Back on land _ and fortified by a Hanalei Gourmet burger from the cute cafe on the main drag _ we add our own automotive rumble to the bridge as we head for Kilauea, just a few miles east. The renovated 52-foot tall lighthouse that stands proudly on Kilauea Point, offering spectacular views and twice-weekly lighthouse tours, was built in 1913. The promontory here is a National Wildlife Refuge, so those views are likely to include nene, red-footed boobies, great frigatebirds and wedge-tailed shearwaters, as well as crashing waves and, if you're lucky, whales.

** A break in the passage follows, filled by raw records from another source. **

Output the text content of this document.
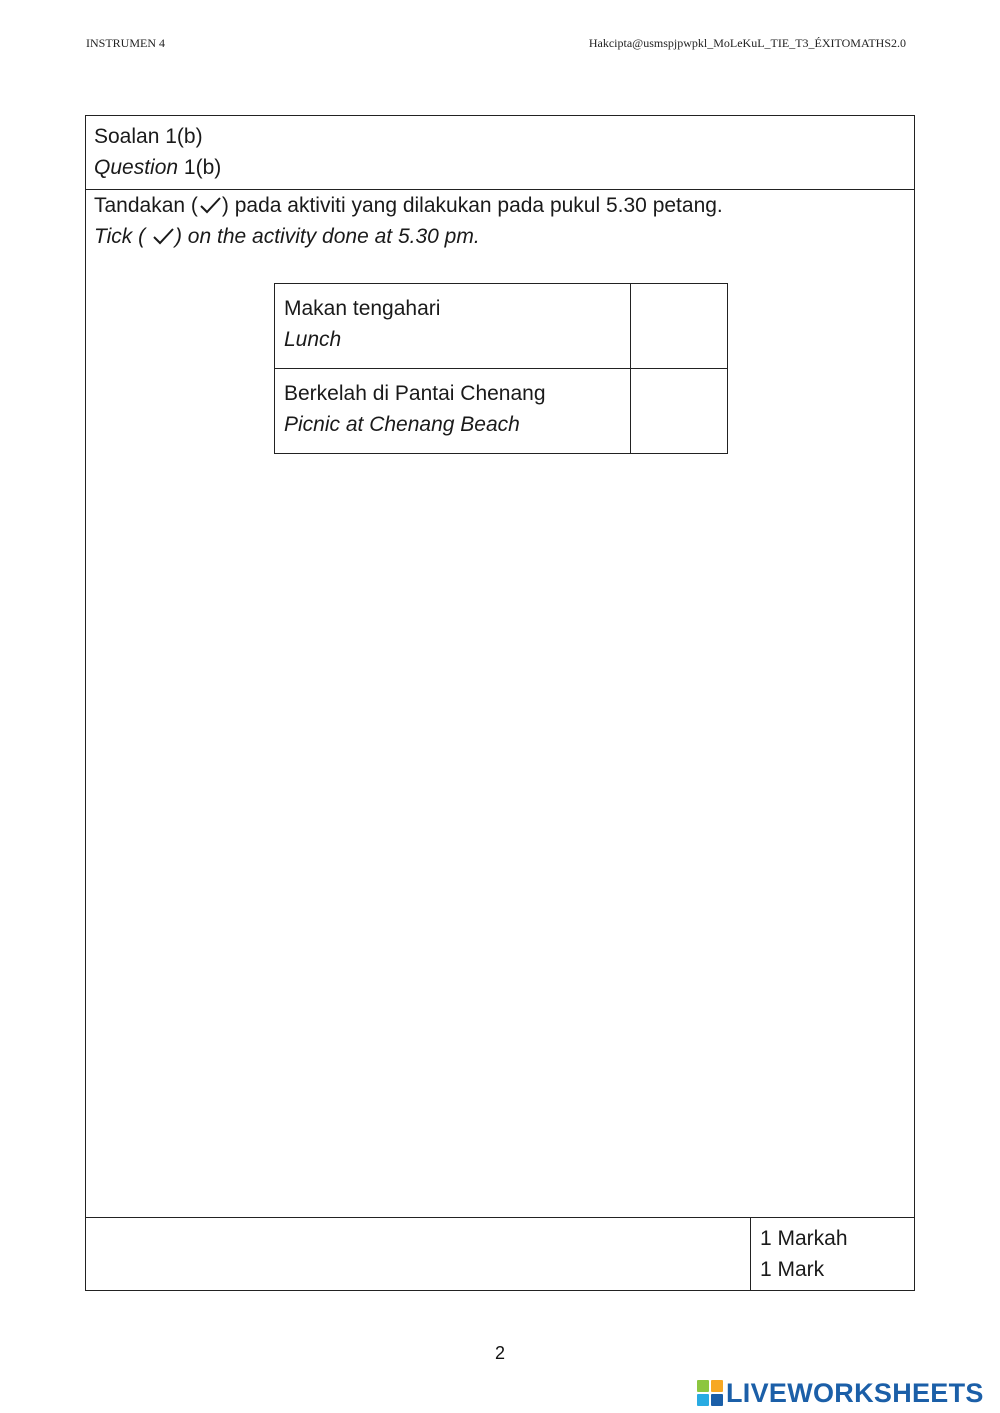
INSTRUMEN 4	Hakcipta@usmspjpwpkl_MoLeKuL_TIE_T3_ÉXITOMATHS2.0
Soalan 1(b)
Question 1(b)
Tandakan ( ) pada aktiviti yang dilakukan pada pukul 5.30 petang.
Tick ( ) on the activity done at 5.30 pm.
Makan tengahari
Lunch	

Berkelah di Pantai Chenang
Picnic at Chenang Beach	

1 Markah
1 Mark
2
LIVEWORKSHEETS
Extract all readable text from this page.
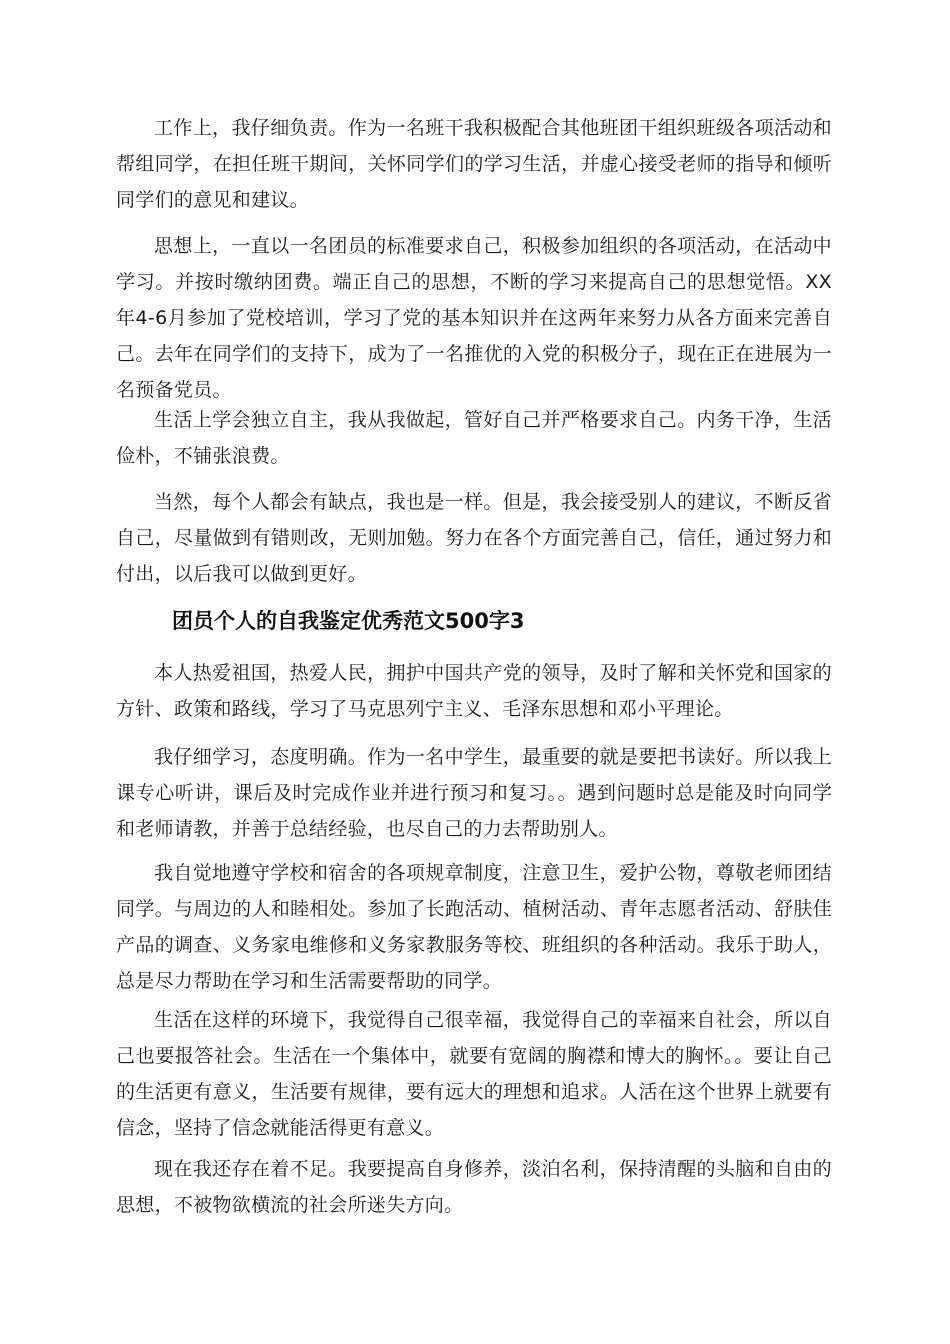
工作上，我仔细负责。作为一名班干我积极配合其他班团干组织班级各项活动和帮组同学，在担任班干期间，关怀同学们的学习生活，并虚心接受老师的指导和倾听同学们的意见和建议。

思想上，一直以一名团员的标准要求自己，积极参加组织的各项活动，在活动中学习。并按时缴纳团费。端正自己的思想，不断的学习来提高自己的思想觉悟。XX年4-6月参加了党校培训，学习了党的基本知识并在这两年来努力从各方面来完善自己。去年在同学们的支持下，成为了一名推优的入党的积极分子，现在正在进展为一名预备党员。

生活上学会独立自主，我从我做起，管好自己并严格要求自己。内务干净，生活俭朴，不铺张浪费。

当然，每个人都会有缺点，我也是一样。但是，我会接受别人的建议，不断反省自己，尽量做到有错则改，无则加勉。努力在各个方面完善自己，信任，通过努力和付出，以后我可以做到更好。

团员个人的自我鉴定优秀范文500字3

本人热爱祖国，热爱人民，拥护中国共产党的领导，及时了解和关怀党和国家的方针、政策和路线，学习了马克思列宁主义、毛泽东思想和邓小平理论。

我仔细学习，态度明确。作为一名中学生，最重要的就是要把书读好。所以我上课专心听讲，课后及时完成作业并进行预习和复习。。遇到问题时总是能及时向同学和老师请教，并善于总结经验，也尽自己的力去帮助别人。

我自觉地遵守学校和宿舍的各项规章制度，注意卫生，爱护公物，尊敬老师团结同学。与周边的人和睦相处。参加了长跑活动、植树活动、青年志愿者活动、舒肤佳产品的调查、义务家电维修和义务家教服务等校、班组织的各种活动。我乐于助人，总是尽力帮助在学习和生活需要帮助的同学。

生活在这样的环境下，我觉得自己很幸福，我觉得自己的幸福来自社会，所以自己也要报答社会。生活在一个集体中，就要有宽阔的胸襟和博大的胸怀。。要让自己的生活更有意义，生活要有规律，要有远大的理想和追求。人活在这个世界上就要有信念，坚持了信念就能活得更有意义。

现在我还存在着不足。我要提高自身修养，淡泊名利，保持清醒的头脑和自由的思想，不被物欲横流的社会所迷失方向。
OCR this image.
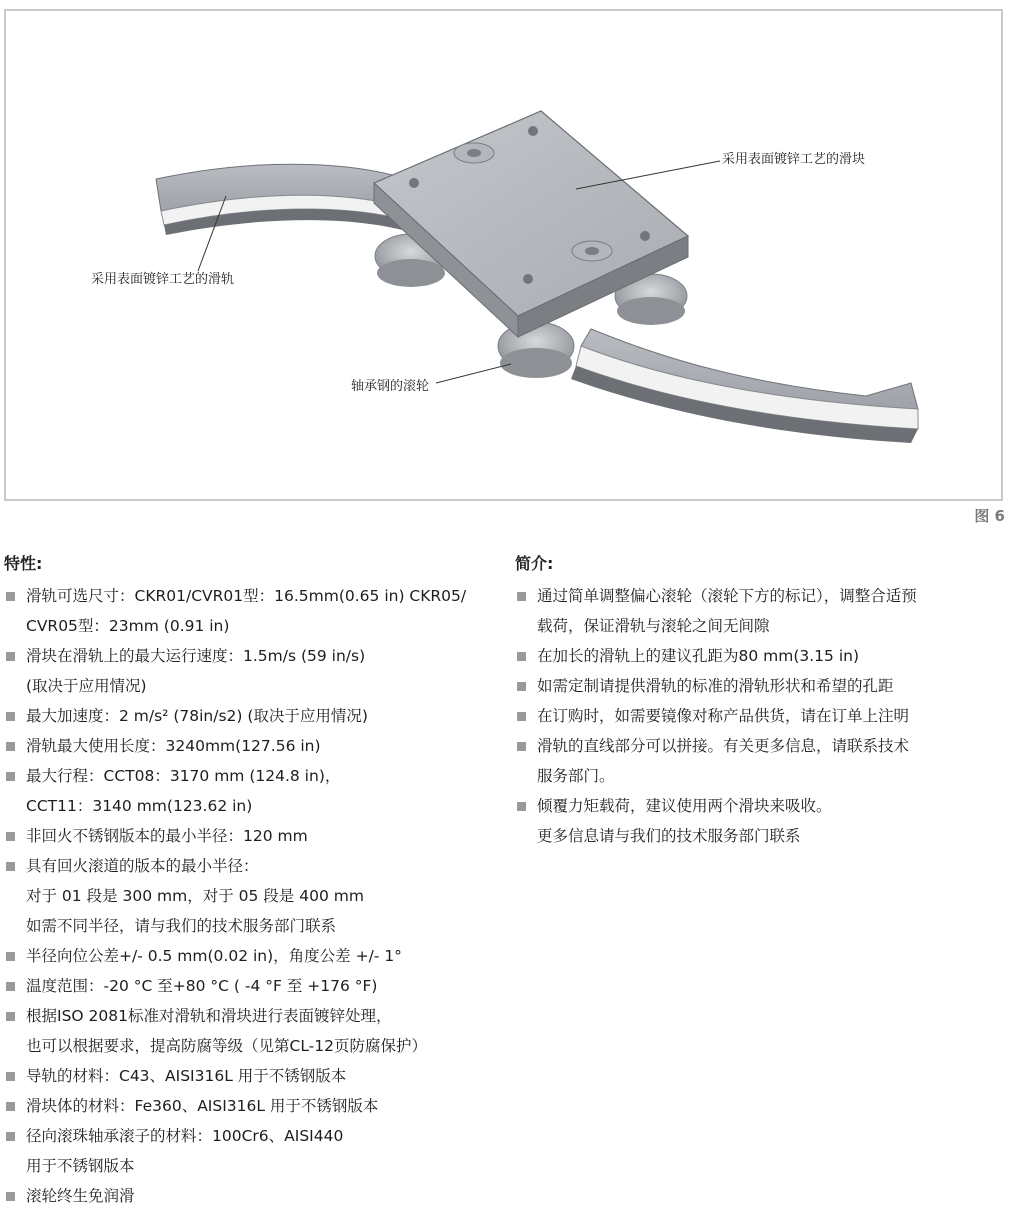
采用表面镀锌工艺的滑块
采用表面镀锌工艺的滑轨
轴承钢的滚轮
图 6
特性:
滑轨可选尺寸：CKR01/CVR01型：16.5mm(0.65 in) CKR05/
CVR05型：23mm (0.91 in)
滑块在滑轨上的最大运行速度：1.5m/s (59 in/s)
(取决于应用情况)
最大加速度：2 m/s² (78in/s2) (取决于应用情况)
滑轨最大使用长度：3240mm(127.56 in)
最大行程：CCT08：3170 mm (124.8 in)，
CCT11：3140 mm(123.62 in)
非回火不锈钢版本的最小半径：120 mm
具有回火滚道的版本的最小半径：
对于 01 段是 300 mm，对于 05 段是 400 mm
如需不同半径，请与我们的技术服务部门联系
半径向位公差+/- 0.5 mm(0.02 in)，角度公差 +/- 1°
温度范围：-20 °C 至+80 °C ( -4 °F 至 +176 °F)
根据ISO 2081标准对滑轨和滑块进行表面镀锌处理，
也可以根据要求，提高防腐等级（见第CL-12页防腐保护）
导轨的材料：C43、AISI316L 用于不锈钢版本
滑块体的材料：Fe360、AISI316L 用于不锈钢版本
径向滚珠轴承滚子的材料：100Cr6、AISI440
用于不锈钢版本
滚轮终生免润滑
简介:
通过简单调整偏心滚轮（滚轮下方的标记），调整合适预
载荷，保证滑轨与滚轮之间无间隙
在加长的滑轨上的建议孔距为80 mm(3.15 in)
如需定制请提供滑轨的标准的滑轨形状和希望的孔距
在订购时，如需要镜像对称产品供货，请在订单上注明
滑轨的直线部分可以拼接。有关更多信息，请联系技术
服务部门。
倾覆力矩载荷，建议使用两个滑块来吸收。
更多信息请与我们的技术服务部门联系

A mile or so away, the Historic Kong Lung Market Center bears testimony to Kilauea's sugar plantation past, when Lung Wah Chee's mercantile supplied plantation workers with everything they needed, from sundries to stamps. The general store, which dates back to 1902, included a post office, a barber shop, a butcher and a diner, as well as a market.
Today the restored market is on the National Register of Historic Places, and you can read about those long-gone days on the plaques and displays here, as well as browse the boutiques. Take a peek inside Kong Lung Trading, where origami cranes mix with kimonos, tea pots and gift items. Don't miss the Coconut Style boutique's batik-print robes and bed linens in brilliant, vibrant hues.
Grab a bite at the Kilauea Bakery and Pau Hana Pizza, where the pizza ($12 and up) is topped with everything from house-smoked ono to alder-smoked lilikoi and rosemary bacon. Or dash across the street to the Kauai Juice Co., where the cold-pressed juices range from Starburst to Rainbow Unicorn, which takes its name _ the first half, anyway _ from a colorful mix of beets, carrots, pineapple, kale and blueberry.
At the end of the day, wander back to Hanalei. Perch at the end of the iconic pier at sunset and watch the bright yellow outriggers of a Hanalei canoe club traverse the water, oars dipping in unison. As darkness falls, stroll over to Bar Acuda for garlicky bruschetta topped with local tomatoes, grilled flank steak banderillas with black pepper-pineapple jam and other small plates.
The moon is rising, stars dot the sky. It's enchanting.